The standard for deciding whether a law violates the Constitution is also spelled out nowhere in the Constitution itself. For the most fundamental of rights—such as the right to be free from government discrimination on the basis of race—the Court has crafted and applied a “strict scrutiny” test, meaning that a law will be struck down unless the government can show that it has a compelling state interest in applying the law. In Roe (1973), the Court found that the right to abortion is “fundamental” and thus that strict scrutiny applies. It also noted that the government has compelling interests in protecting the health of the mother as well as “protecting the potentiality of human life.” As a pregnancy progresses, the latter interest increases, which is how the Court arrived at the viability threshold; once a fetus is viable—that is, capable of surviving outside the womb—the government’s interest can justify restrictions on women’s access to abortion.
In Planned Parenthood v. Casey (1992), the Court watered down Roe, replacing the application of the “strict scrutiny” test with an “undue burden” standard, which has since allowed state governments to impose greater restrictions on abortions unless a law has the “purpose or effect of placing a substantial obstacle in the path of a woman seeking an abortion of a nonviable fetus.” (For other constitutional rights, the lesser options include “intermediate scrutiny”—which applies to restrictions on the basis of gender—and the lowest standard, “rational basis”; it is unclear why the Court didn’t pick one of those in Casey.) Since then, it has been up to judges to subjectively decide what sorts of obstacles are “substantial,” whatever that means, and thus unconstitutional.
The Court’s originalists and textualists—Justice Barrett describes herself as the latter—could be sympathetic to the view that Roe is on constitutionally shaky ground because the Constitution doesn’t explicitly mention abortion, and Roe considers the abortion right implicit in the Due Process Clause. But if the justices were intellectually consistent about recognizing only those rights that are express in the Constitution, they would leave vulnerable a whole host of protections against government interference that Americans take for granted.
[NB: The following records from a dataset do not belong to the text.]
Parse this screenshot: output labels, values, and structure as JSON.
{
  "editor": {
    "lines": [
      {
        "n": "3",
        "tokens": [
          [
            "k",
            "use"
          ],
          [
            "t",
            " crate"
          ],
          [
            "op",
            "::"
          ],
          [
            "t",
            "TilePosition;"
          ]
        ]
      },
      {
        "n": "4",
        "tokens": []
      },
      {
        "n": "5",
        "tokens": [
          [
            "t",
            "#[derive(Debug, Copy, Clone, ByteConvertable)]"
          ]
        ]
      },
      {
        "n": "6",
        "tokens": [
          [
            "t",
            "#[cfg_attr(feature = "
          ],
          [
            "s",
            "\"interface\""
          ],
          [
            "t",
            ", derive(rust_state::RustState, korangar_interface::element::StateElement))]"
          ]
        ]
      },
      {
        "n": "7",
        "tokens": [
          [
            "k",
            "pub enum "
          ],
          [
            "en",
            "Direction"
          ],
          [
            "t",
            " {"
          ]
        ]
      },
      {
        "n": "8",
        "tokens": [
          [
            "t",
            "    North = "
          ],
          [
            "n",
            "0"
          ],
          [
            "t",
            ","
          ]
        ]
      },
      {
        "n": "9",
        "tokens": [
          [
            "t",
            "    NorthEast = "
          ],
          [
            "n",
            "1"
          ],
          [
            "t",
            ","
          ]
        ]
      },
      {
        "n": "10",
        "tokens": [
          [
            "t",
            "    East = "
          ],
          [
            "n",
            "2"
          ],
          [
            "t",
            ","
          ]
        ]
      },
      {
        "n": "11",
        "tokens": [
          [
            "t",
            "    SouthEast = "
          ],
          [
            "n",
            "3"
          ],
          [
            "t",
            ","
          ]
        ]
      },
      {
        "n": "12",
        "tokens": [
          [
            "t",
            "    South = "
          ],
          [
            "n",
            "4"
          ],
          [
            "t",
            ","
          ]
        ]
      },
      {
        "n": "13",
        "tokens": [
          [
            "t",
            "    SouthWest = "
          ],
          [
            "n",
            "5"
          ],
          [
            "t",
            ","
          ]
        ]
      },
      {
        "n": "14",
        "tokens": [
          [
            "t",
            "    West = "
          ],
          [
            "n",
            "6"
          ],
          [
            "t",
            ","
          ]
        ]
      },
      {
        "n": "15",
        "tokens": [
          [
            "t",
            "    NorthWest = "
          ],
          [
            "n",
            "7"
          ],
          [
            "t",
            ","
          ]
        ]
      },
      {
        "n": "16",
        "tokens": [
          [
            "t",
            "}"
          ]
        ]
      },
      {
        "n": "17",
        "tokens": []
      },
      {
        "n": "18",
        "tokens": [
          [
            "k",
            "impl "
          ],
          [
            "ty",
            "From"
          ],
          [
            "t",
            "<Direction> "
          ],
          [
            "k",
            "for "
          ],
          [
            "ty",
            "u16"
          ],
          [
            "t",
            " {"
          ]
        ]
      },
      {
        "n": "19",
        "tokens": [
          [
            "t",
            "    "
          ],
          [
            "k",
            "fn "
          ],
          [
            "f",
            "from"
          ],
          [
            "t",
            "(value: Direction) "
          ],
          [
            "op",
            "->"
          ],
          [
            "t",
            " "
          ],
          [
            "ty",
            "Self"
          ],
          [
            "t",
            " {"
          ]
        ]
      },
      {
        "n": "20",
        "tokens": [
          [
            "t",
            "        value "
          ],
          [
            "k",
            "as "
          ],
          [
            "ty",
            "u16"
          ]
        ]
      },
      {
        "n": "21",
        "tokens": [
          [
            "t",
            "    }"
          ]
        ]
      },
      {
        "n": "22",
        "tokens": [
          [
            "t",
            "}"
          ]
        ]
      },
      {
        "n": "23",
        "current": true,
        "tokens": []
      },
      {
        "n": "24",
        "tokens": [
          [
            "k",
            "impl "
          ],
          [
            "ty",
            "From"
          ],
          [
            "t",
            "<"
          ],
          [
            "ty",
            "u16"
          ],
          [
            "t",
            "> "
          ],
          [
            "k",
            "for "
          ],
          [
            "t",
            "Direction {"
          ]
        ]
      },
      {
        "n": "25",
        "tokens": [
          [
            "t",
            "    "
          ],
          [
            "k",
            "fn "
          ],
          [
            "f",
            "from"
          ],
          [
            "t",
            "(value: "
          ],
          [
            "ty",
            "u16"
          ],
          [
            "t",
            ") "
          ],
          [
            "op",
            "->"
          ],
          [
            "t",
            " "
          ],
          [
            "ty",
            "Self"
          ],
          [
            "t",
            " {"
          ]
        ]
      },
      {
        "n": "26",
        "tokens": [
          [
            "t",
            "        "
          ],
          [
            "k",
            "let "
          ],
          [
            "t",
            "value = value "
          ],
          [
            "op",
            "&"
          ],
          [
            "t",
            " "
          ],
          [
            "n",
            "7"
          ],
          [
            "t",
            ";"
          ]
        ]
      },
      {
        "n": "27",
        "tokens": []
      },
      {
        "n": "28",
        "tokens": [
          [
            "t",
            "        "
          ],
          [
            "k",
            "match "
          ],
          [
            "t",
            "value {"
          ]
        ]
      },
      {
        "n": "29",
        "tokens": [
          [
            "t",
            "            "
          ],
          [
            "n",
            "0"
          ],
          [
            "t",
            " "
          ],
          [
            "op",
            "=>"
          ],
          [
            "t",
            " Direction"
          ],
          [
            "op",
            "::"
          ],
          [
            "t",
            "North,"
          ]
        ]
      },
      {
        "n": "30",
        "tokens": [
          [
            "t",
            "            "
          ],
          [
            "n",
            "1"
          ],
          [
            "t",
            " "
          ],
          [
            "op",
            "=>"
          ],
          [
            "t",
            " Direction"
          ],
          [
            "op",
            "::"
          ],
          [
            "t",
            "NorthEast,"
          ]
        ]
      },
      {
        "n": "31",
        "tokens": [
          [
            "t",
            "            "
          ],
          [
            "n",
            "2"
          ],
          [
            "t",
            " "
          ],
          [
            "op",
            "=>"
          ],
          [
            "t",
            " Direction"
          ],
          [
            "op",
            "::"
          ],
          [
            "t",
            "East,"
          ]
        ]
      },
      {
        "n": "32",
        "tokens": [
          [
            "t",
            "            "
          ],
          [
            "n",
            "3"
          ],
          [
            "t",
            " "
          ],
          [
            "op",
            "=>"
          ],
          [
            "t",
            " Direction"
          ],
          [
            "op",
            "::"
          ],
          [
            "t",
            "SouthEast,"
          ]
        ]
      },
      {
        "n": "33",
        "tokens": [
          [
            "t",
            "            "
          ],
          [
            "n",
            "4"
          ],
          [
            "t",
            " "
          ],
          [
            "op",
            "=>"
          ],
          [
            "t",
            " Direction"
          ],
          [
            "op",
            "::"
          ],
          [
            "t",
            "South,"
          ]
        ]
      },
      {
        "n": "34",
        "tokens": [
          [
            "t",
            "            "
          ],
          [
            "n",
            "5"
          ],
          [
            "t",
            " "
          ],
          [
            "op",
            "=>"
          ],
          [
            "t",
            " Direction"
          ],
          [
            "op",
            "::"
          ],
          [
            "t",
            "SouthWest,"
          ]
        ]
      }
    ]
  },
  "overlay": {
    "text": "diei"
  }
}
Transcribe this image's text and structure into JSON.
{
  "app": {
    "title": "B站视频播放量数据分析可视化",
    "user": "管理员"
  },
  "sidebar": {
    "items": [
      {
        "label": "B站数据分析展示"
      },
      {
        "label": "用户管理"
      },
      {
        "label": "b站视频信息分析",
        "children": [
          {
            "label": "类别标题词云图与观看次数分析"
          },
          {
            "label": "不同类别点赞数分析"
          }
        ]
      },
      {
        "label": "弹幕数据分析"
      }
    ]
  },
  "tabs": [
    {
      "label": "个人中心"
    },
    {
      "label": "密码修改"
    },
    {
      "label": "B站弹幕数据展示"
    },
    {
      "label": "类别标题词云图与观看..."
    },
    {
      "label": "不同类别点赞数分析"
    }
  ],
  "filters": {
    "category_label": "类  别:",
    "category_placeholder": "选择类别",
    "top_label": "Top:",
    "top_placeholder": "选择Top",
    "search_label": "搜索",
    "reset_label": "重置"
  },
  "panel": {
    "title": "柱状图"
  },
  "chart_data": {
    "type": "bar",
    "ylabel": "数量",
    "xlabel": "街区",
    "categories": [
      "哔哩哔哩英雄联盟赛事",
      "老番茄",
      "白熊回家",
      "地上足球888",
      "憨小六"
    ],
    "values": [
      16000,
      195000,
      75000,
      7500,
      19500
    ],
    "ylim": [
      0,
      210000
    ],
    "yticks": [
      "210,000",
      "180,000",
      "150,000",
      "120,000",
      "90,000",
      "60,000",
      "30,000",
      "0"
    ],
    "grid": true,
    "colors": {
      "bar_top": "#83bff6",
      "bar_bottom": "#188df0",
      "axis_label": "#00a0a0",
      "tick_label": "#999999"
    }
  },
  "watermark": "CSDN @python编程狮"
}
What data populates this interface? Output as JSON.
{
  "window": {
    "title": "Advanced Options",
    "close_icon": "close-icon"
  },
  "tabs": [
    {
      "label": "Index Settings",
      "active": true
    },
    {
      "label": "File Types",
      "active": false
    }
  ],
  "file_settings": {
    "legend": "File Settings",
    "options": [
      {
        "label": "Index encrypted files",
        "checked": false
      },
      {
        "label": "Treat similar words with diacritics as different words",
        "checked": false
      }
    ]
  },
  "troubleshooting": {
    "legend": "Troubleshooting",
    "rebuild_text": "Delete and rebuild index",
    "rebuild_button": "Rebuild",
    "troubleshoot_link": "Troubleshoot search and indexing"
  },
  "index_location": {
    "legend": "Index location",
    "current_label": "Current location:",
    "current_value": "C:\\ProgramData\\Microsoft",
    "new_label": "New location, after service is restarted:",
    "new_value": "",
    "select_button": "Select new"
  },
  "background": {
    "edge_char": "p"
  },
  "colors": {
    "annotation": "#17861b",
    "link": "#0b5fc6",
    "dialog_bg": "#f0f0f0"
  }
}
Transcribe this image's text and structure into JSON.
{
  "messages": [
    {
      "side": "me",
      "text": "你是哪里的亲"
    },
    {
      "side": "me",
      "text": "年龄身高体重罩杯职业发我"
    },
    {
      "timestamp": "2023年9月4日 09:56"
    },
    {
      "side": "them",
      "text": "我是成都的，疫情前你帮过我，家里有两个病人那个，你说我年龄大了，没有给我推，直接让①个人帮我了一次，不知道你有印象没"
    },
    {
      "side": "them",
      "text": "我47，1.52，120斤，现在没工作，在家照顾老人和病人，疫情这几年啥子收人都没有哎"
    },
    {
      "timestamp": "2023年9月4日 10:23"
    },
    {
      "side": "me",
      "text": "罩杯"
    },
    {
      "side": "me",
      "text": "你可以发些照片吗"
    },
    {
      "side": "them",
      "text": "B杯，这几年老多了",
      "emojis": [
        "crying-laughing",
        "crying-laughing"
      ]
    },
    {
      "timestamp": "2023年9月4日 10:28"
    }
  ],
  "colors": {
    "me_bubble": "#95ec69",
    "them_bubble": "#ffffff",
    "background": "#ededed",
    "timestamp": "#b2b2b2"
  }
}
Today, provider shortages and financial constraints limit women’s abortion access already, particularly in rural areas and lower-income communities. Policy restrictions that mandate steps like counseling and waiting periods in many states have also eroded Roe.
A reversal of Roe would put the question of abortion rights back where it was before 1973: in the hands of state legislators, and thus the voters. If people want to protect abortion rights, as decades of polling show that most Americans do, they will have to pay close attention to whom they vote into state office. As American democracy hangs by a thread in the wake of the Big Lie, there might be a silver lining to incentivizing voters to fight for their right to choose which politicians get to wield such immense power over their lives.